In der Selbstverwaltung erlebt man nicht selten solche Situationen verschwimmender Verantwortung. Sicher, wenn einer delegiert ist, kann man sagen: der ist verantwortlich. Aber es ist eben auch das Delegieren eine Verantwortung und wenn man es vernachlässigt oder vergisst, kann es folgen haben. Dann ist aber rein theoretisch die "ganze Konferenz", also keine "juristische Person", aber alle Individuen als Gruppe verantwortlich. Oder? Es ist schwer vorzustellen, wie solch eine "kollektive Verantwortung" praktisch zu denken sein soll, schließlich zerfällt sie ja in die Verantwortung der Einzelnen. Teilt man sich dann notfalls die Zeit untereinander auf, die im Knast abzusitzen ist, wenn's soweit kommt?

Die Frage des Delegierens wurd in dem Essay auch gar nicht angesprochen, so weit ich mich erinnere.
Bester Gruß,
Stefan Oertel

François Germani hat gesagt…

Sehr schön,mit so ein Lebenvollentrieb!
Jetzt auc auf Französisch verfügbar:
http://www.triarticulation.fr/Institut/FG/Articles/2013-01-002.html
Herzlichen Dank.
François

Johannes Mosmann hat gesagt…

Lieber Francois Germani,

Ich freue mich sehr über die Übersetzung meines Textes ins Französische. Ganz herzlichen Dank für dieses tolle Geschenk, und für Dein Engagement im französischsprachigen Raum!

Herzliche Grüße
Johannes

Johannes Mosmann hat gesagt…

Lieber Stefan Oertel,

Ich habe heute von dem Fall gehört: eine Lehrerin hat ein Kind geschlagen. Die Eltern des Kindes haben das gemeldet. Das Kollegium hat daraufhin die Lehrerin gefeuert. Die übrigen Eltern übten dann aber Druck auf das Kollegium aus, bis die Lehrerin wieder eingestellt wurde. Was ist nun, wenn die Lehrerin wieder schlägt? Ich denke, man müsste in diesem Fall beiden, der Lehrerin und dem Kollegium, eine Schuld zusprechen. Der Lehrerin, weil sie geschlagen hat, und dem Kollegium, weil es insgesamt keine Verantwortung zeigt. Denn dass dieses Kollegium eine Entscheidung revidiert, weil die Eltern Druck machen, zeigt ja immerhin, dass es seine Entscheidungen gar nicht auf sachlicher Grundlage fällt. Und das stellt die ganze Schule in Frage.

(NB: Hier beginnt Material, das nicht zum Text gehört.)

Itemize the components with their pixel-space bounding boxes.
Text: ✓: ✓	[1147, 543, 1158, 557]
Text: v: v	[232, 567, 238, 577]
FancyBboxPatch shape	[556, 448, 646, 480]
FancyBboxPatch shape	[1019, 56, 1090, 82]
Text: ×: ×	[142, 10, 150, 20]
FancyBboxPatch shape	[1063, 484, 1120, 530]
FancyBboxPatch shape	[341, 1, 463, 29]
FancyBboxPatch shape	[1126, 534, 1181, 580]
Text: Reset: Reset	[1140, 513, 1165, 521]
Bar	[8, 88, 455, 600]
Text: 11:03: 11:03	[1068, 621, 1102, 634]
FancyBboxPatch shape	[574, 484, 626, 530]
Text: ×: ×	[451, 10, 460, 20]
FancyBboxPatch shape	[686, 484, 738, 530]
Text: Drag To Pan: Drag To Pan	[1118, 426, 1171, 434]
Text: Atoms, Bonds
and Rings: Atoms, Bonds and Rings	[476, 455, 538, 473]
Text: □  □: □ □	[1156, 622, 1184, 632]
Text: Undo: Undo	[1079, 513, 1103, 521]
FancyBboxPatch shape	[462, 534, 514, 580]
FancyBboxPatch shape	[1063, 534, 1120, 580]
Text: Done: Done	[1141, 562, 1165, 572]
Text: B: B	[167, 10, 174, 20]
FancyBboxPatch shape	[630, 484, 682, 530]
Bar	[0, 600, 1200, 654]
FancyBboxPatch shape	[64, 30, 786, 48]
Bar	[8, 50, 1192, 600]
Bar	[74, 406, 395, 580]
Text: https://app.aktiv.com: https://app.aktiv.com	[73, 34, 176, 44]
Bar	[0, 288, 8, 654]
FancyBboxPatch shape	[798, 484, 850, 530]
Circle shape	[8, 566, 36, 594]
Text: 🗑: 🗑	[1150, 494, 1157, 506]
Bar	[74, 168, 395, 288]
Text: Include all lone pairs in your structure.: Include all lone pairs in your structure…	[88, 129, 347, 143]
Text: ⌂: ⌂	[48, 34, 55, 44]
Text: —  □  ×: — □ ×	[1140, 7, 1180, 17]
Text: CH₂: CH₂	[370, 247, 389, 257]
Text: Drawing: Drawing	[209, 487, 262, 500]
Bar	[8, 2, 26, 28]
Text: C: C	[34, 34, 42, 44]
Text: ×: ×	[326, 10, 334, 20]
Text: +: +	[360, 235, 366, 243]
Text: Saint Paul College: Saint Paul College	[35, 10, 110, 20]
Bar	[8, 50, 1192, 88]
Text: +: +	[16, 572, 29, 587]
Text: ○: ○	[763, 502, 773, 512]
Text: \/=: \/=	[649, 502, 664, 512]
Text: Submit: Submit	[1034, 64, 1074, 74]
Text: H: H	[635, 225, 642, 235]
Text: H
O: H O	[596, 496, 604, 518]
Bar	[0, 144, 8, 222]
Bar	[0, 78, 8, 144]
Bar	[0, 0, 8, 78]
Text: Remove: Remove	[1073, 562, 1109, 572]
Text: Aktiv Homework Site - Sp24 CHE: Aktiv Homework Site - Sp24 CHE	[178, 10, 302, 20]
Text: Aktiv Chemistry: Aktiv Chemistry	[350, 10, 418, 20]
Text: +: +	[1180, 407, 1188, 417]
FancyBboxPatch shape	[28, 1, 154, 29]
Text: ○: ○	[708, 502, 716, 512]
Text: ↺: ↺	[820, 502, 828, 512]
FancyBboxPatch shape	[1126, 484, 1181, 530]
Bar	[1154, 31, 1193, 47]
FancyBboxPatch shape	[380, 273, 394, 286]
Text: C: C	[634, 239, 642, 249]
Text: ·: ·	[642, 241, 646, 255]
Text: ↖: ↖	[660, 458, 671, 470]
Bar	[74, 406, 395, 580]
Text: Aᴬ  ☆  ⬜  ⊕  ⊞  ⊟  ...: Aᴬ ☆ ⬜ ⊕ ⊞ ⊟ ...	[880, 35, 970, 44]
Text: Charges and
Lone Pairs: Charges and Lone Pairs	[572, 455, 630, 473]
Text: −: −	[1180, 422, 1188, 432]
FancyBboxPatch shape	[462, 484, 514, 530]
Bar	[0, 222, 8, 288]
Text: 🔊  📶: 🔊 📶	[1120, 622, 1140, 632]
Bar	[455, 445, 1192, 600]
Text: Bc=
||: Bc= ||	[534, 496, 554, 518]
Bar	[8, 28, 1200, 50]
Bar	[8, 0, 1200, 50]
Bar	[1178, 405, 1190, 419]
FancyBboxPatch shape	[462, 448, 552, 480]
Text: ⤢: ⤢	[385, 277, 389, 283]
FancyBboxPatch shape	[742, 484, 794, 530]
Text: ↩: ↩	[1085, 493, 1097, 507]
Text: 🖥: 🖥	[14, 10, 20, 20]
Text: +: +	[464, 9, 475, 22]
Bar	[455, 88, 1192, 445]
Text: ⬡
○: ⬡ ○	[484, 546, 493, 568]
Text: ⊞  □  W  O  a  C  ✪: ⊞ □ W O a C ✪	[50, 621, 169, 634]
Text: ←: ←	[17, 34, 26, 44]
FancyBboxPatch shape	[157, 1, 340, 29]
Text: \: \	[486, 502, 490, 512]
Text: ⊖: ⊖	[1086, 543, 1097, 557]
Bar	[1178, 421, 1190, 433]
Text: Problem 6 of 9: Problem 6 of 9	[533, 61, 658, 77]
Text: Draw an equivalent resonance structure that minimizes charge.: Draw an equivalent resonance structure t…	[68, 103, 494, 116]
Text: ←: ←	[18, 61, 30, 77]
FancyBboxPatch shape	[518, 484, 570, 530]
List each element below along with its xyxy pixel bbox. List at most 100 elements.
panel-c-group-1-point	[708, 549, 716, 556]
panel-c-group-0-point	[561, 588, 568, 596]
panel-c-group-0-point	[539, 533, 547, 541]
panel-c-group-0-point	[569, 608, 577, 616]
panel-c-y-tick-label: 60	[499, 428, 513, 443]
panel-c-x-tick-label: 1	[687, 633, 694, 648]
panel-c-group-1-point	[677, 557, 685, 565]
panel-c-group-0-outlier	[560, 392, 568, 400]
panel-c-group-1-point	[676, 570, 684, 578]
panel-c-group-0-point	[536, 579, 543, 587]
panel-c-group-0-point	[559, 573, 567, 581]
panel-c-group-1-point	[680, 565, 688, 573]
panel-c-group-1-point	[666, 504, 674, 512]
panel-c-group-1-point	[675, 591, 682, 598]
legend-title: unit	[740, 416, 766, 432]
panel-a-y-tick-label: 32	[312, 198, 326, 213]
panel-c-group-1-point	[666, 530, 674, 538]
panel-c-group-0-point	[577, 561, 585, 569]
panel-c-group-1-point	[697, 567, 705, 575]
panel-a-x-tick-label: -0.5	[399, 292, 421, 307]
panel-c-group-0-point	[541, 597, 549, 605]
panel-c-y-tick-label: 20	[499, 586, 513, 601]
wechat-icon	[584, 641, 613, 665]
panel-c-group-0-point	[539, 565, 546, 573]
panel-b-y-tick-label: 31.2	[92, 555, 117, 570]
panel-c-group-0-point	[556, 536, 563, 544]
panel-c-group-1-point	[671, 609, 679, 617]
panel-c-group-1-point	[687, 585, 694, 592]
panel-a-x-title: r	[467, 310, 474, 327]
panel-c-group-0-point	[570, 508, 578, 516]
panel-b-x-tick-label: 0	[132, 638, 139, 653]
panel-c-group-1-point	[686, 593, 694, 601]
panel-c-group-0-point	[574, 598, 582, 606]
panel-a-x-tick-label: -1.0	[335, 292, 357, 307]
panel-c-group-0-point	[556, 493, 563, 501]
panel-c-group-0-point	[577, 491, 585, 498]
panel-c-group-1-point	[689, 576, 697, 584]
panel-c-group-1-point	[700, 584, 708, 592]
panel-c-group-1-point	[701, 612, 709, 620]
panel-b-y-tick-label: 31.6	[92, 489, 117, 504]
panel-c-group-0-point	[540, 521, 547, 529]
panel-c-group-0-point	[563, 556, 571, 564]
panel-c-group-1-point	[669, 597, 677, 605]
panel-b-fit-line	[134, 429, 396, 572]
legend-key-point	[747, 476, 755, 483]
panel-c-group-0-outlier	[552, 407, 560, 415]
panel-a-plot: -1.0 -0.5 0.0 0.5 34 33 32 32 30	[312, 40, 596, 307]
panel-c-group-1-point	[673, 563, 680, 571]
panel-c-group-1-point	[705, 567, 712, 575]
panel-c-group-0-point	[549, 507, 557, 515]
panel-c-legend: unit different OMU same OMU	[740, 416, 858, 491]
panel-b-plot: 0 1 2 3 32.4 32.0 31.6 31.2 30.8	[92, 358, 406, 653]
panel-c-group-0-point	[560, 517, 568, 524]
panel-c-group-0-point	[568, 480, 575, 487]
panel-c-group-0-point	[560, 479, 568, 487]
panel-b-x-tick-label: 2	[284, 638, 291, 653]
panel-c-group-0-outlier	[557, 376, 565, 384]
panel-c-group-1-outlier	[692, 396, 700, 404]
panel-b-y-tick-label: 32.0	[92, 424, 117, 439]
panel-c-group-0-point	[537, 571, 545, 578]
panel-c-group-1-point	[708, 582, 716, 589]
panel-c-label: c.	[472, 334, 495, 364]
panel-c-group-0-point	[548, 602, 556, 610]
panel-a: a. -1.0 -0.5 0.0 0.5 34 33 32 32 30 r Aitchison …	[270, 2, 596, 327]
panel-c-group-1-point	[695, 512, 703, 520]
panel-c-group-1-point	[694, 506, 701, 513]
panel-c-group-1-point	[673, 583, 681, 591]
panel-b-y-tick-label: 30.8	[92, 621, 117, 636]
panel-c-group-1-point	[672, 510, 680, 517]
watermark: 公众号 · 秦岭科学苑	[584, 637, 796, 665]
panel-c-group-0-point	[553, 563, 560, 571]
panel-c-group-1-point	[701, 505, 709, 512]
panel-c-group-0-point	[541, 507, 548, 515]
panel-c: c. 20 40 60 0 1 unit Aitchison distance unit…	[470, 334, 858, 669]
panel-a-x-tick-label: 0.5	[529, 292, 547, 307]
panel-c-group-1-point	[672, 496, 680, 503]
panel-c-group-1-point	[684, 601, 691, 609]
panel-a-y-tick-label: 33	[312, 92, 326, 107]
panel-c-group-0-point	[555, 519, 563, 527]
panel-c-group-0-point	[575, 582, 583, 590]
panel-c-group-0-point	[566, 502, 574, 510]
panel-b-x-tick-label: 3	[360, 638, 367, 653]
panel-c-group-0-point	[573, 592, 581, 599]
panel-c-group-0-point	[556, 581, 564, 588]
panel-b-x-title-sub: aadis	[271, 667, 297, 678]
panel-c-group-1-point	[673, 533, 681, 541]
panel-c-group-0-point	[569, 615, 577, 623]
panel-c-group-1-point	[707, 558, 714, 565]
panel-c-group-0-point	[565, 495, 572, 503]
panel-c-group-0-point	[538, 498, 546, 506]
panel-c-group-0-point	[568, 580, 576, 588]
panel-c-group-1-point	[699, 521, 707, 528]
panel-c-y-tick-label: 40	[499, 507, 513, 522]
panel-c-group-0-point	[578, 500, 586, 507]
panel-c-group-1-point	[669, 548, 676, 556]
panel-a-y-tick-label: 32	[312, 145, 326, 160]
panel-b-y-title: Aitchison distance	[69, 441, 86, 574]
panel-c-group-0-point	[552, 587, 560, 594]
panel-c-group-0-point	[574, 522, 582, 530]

Die Schuld kann also tatsächlich bei mehreren Personen liegen. Nur müsste auch in so einem Fall doch wieder gefragt werden: Wie lässt sich z.B. das Schlagen von Kindern möglichst ausschliessen? Und ich sehe eben nicht, wie die Übertragung der Schuld auf eine fiktive "juristische Person" irgendeine Besserung für die Kinder bringen könnte. Meine Frage ist ja nicht: wie verhindere ich, dass Täter persönlich haften müssen, sondern ich will gerade Verhältnisse haben, durch die nur solche Menschen tätig werden dürfen, die für ihre Taten dann auch gerade stehen müssen, die also wirklich Verantwortung tragen können. Wenn der Fall dann aber eintritt, dass der Lehrer haften muss, fällt seine Schuld natürlich auf die Schule insgesamt zurück. Die Kollegen werden sich fragen müssen: haben wir etwa geschlafen, als wir ihm die Aufgabe übertrugen? Gerade dann, wenn der Einzelne für seine Fehler haftet, sehe ich nicht, wie eine Schule ein Interesse entwickeln sollte, Aufgaben nur halbbewusst zu delegieren.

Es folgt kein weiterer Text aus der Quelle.